If Birmingham-Southern stays afloat next year, school leaders plan to keep tuition the same. But they say they’re being careful, there could be some unintended consequences.
According to AL.com, private schools gave out the highest amount of student grants compared to other categories. At Spring Hill in 2020, 100% of students received some level of aid, with an average of nearly $35,000 in combined scholarships, data shows.
That can make it difficult to compare college costs between institutions — and some students may be more likely to choose a nongovernment school with a higher sticker price if they can get more scholarships, BSC President Daniel Coleman said.
“It’s like buying a car,” Coleman said in a recent interview. “I hate to say it because it shouldn’t be like that, but it is like that and I can’t change it.”
Legislative priorities for 2023
The National Center for Education Statistics provides tuition data through the 2021-2022 school year, making it difficult to forecast for the coming year.
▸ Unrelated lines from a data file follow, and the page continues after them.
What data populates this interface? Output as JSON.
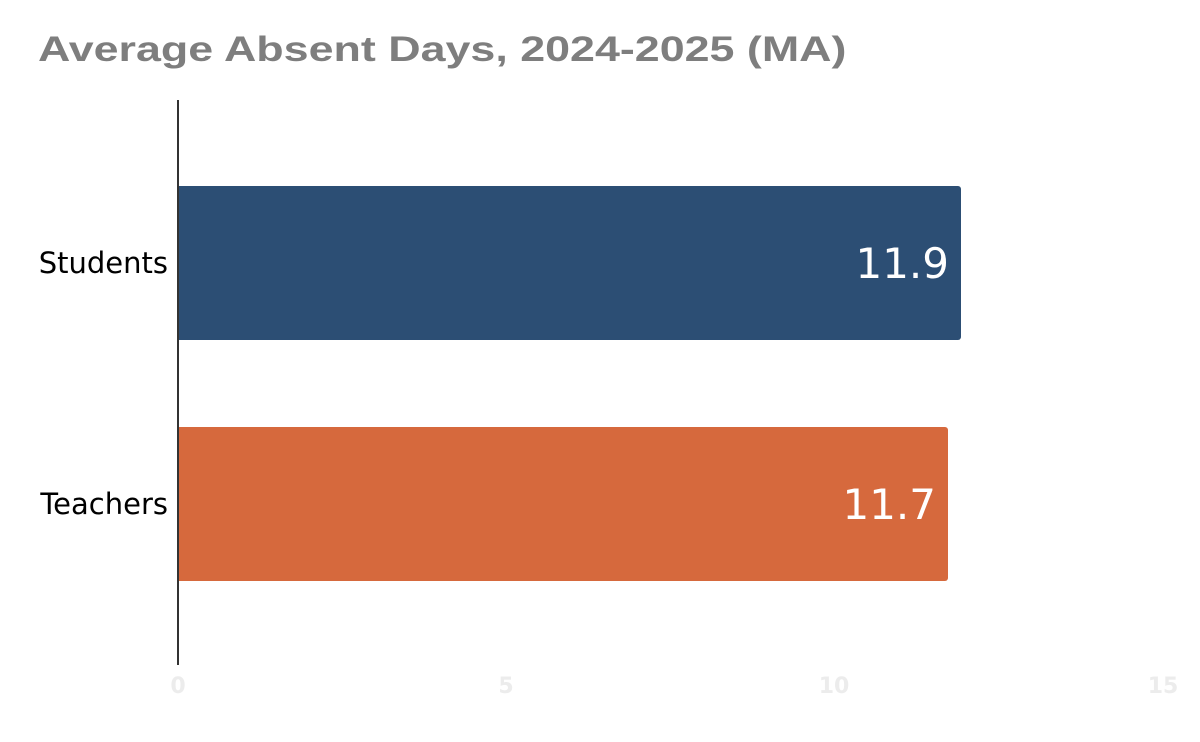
{
  "chart_data": {
    "type": "bar",
    "orientation": "horizontal",
    "title": "Average Absent Days, 2024-2025 (MA)",
    "categories": [
      "Students",
      "Teachers"
    ],
    "values": [
      11.9,
      11.7
    ],
    "bar_labels": [
      "11.9",
      "11.7"
    ],
    "colors": [
      "#2c4e74",
      "#d6693d"
    ],
    "xlabel": "",
    "ylabel": "",
    "xlim": [
      0,
      15
    ],
    "xticks": [
      0,
      5,
      10,
      15
    ],
    "grid": false,
    "legend": false,
    "title_color": "#7e7e7e",
    "category_label_color": "#000000",
    "value_label_color": "#ffffff",
    "tick_label_color": "#ececec",
    "axis_line_color": "#333333",
    "background_color": "#ffffff"
  }
}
Tuition and fees for Alabama’s public colleges increased about 2% this school year, according to data collected by ACHE — a rate in line with national estimates.
But affordability remains a challenge for some Alabamaans.
A 2018 report by the Southern Regional Education Board found that Alabama households spent more of their income on college expenses than any other state in the region.
In his address to lawmakers last month, Purcell said affordability issues often stem from government funding.
Since 2008, funding for public colleges has shifted from about a third of the state education budget to just over a quarter, he said. Alabama also funds four-year colleges at a level 25% below the national rate, SHEF found.
“The question is how we got there, and some of that is in the room for us to blame,” Purcell said.
The top five colleges in Alabama that saw the largest state tuition increases over the past decade:
University of North Alabama (80%): Increase from $5,328 to $9,600 Troy University (56%): Increase from $5,976 to $9,312 Alabama A&M University (54%): Increase from $5,592 to $8,610 Jacksonville State University (53 %): Increase from $6,360 to $9,720 University of West Alabama (47%): Increase of $6,170 to $9,100.
Most Expensive Colleges in Alabama for Out-of-State Students:
Samford University: 2022 out-of-state tuition was $34,410 compared to $24,570 for domestic students. State tuition was $25,110 compared to $12,090 for state students. State tuition was $24,300 compared to $7,992 for state students.